The third seat for the Danvers Village Trustee was recently voted on and is locked in at a tie of 78 between Bill Lally and Mike Deavers. A village trustee initiates conversation, then considers the residents’ viewpoint and votes on issues that affect the everyday life of residents, businesses, and property owners. These include economic development, public safety, road improvements and property conditions. The village board also addresses any concerns raised by residents but without a great group of village trustees, the village board may never hear any concerns from residents.
Tuesday afternoon, the official vote totals were posted and showed that the race for the third village trustee was still tied at 78 votes. Many of the other elected positions in Danvers were decided on April 6th, but the third village trustee position is a rare occurrence. There are a few ways that the village can decide to break the tie. A couple of these tiebreakers include drawing from a hat or flipping a coin. Kathy Michael, McLean County Clerk, has decided that a name will be drawn on Monday, April 26th, to decide who the winner will be. This drawing will be held at 1:30pm in the government center, where two election judges are involved in the drawing under strict review. Both candidates and the public can attend the drawing. After the drawing, the losing candidate can ask for a discovery recount if desired.

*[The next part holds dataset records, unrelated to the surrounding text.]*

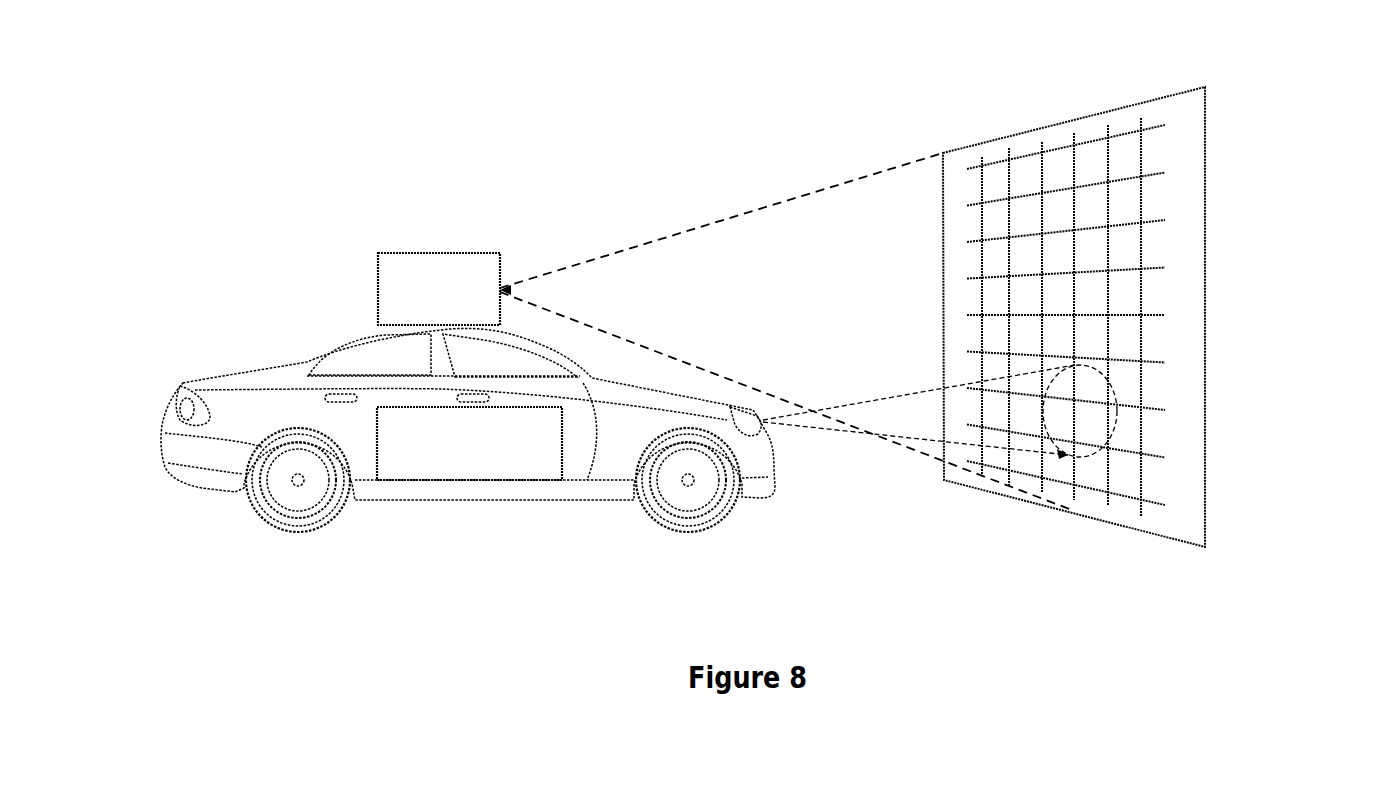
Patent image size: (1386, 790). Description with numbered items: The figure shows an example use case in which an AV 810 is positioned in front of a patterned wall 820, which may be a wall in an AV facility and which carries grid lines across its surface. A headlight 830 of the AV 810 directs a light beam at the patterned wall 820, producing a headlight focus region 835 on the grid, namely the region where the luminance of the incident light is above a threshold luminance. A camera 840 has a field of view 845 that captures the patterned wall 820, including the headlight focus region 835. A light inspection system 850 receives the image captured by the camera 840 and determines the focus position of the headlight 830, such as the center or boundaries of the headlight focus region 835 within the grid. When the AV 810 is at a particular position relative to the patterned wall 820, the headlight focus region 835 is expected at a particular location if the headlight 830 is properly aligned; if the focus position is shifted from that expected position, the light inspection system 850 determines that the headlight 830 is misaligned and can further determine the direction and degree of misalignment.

The AV 810 is at (468, 430).
The patterned wall 820 is at (1013, 128).
The headlight 830 is at (770, 428).
The headlight focus region 835 is at (1118, 397).
The camera 840 is at (439, 289).
The field of view 845 is at (722, 263).
The light inspection system 850 is at (469, 443).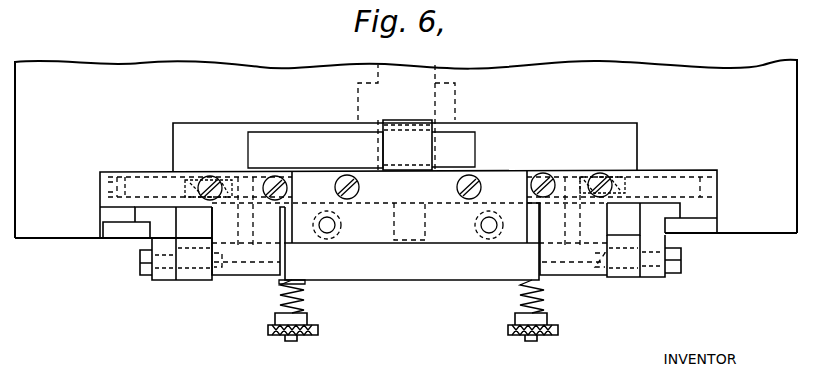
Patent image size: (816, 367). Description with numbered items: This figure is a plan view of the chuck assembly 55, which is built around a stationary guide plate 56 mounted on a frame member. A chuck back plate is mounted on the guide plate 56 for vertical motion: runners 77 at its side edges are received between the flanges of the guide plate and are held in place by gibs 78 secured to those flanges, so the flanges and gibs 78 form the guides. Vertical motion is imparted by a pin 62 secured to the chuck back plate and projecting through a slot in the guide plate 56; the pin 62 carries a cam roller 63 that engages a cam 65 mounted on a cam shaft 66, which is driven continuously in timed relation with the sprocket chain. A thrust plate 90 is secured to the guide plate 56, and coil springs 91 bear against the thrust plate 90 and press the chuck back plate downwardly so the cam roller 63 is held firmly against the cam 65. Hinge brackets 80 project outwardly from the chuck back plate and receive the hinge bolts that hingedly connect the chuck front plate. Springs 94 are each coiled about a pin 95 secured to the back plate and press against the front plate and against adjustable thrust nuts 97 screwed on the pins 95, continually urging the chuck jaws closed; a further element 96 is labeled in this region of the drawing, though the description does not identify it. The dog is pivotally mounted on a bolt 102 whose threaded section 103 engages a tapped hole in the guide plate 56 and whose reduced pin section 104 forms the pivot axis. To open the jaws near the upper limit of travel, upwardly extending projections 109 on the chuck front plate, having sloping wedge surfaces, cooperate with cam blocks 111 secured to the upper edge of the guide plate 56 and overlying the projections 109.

The chuck assembly 55 is at (706, 166).
The stationary guide plate 56 is at (110, 213).
The pin 62 is at (410, 240).
The cam roller 63 is at (387, 145).
The cam 65 is at (270, 142).
The cam shaft 66 is at (435, 73).
The runners 77 is at (143, 213).
The gibs 78 is at (117, 238).
The hinge brackets 80 is at (170, 272).
The thrust plate 90 is at (372, 232).
The coil springs 91 is at (326, 236).
The springs 94 is at (283, 293).
The pin 95 is at (305, 283).
The compression spring 96 is at (527, 258).
The adjustable thrust nuts 97 is at (270, 338).
The bolt 102 is at (100, 188).
The threaded section 103 is at (125, 176).
The pin section 104 is at (408, 220).
The upwardly extending projections 109 is at (230, 272).
The cam blocks 111 is at (228, 272).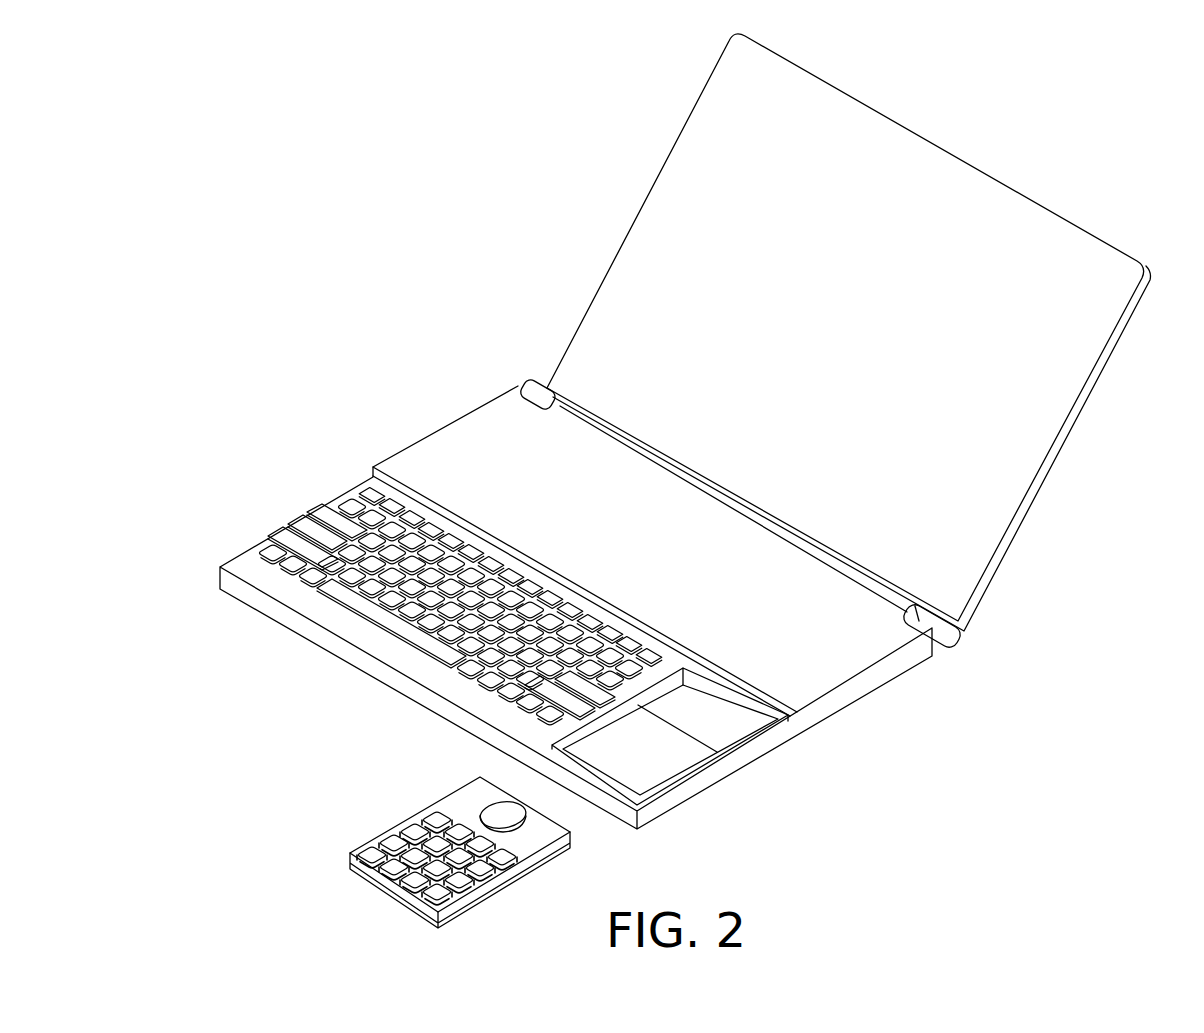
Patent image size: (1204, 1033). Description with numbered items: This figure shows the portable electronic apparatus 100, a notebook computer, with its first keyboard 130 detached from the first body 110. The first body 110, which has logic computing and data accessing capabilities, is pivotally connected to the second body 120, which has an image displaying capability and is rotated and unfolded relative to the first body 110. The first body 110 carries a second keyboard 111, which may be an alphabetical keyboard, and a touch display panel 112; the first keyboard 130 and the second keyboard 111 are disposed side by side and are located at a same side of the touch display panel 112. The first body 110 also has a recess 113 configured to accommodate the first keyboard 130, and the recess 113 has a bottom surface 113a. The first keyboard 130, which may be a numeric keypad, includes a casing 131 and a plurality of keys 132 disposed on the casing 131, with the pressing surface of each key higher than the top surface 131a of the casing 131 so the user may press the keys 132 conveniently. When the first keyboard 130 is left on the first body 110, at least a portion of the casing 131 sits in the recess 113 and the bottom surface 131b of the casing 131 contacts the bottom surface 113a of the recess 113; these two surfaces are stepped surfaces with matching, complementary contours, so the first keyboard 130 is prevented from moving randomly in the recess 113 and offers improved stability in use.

The portable electronic apparatus 100 is at (1203, 868).
The first body 110 is at (634, 579).
The second keyboard 111 is at (302, 603).
The touch display panel 112 is at (462, 445).
The recess 113 is at (808, 746).
The bottom surface of the recess 113a is at (679, 761).
The second body 120 is at (1050, 410).
The first keyboard 130 is at (461, 825).
The casing 131 is at (496, 825).
The top surface of the casing 131a is at (474, 800).
The bottom surface of the casing 131b is at (511, 902).
The keys 132 is at (420, 818).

Bill Lally is one of the candidates for the third village trustee. Bill and his family have lived in Danvers for over ten years. He has had three children all attend school in the Olympia school district. Bill currently teaches at Eureka College and works as a part-time officer for the Deer Creek Police Department. Before he started teaching, Bill was a full-time police officer and former police chief. Bill is extremely focused on economic growth in Danvers, wanting to “invest more time in building Danvers’ financial foundation.” He wants to create a tax increment financing district to “attract new businesses as well as work with existing ones to foster economic growth.” This would in turn, cause new revenues to be reinvested into the village. Bill wants to take that new revenue to address issues such as infrastructure, creating a pension system, developing new housing tracts, and creating a downtown improvement committee.
Mike Deavers is the other candidate for the third village trustee spot. Mike has been on the village board in the past. He has been a highly active member of the Danvers community as a member on the board and will try to continue to have an impact on the village in the position of the village trustee. The Deavers family has always had an impact on the community, with their old local ice cream shop, Mr. D’s, being very popular.
The two village trustees that have been elected already are Jody Cassel, receiving 96 votes and Edward Belcher, receiving 84 votes. Jody has lived in Danvers since she was twelve years old. She has also worked at the Danvers Township Library since September of 2015. Jody said, “I believe our village has a lot of potential and I want to see us move forward and make our village something we can all be proud to live in.” One of her goals as a board member is to update the current website and make it more informative and user friendly. With her past experiences and current roles as a mother, local employee, and as a resident, she believes she “can accomplish my goals and bring a unique perspective to the board.”
Ed Belcher, the other candidate to already have been voted onto the team of village trustees, has lived in Danvers for the last three years. He has two grown daughters who also live in Danvers and a granddaughter who goes to Olympia High School. Ed has recently retired from Country Financial after 32 years of service. He has also held numerous public service roles throughout the last 30 years. “I love small town community life and am always looking for ways to be involved,” said Edward. Mr. Belcher believes in listening to and addressing the community’s questions, comments and concerns. “Everyone should have a voice, let me be yours!”
Cassel wishes the community would’ve been more involved in the voting process, saying “I would hope this shows our community the importance even one vote can make. The voting percentage was only 17.9% for our district, that’s only 143 of our 799 registered voters. Every vote counts.” Jody clearly cares for the community very strongly, and she wants to make sure that every person’s voice is heard. “Making a difference starts right here in our own community. Get out and get involved and that starts with your vote,” said Jody.
It almost seems fitting that in such an abnormal last twelve months, Danvers would get such an abnormal result from the village trustee election. Having the vote tied at exactly 78 votes a piece for the last spot and deciding who wins by drawing from a hat, just fits the weirdness that has been the last year of our lives. Quarantines, changing of sports seasons, and now drawing a name from a hat to decide upon a final village trustee.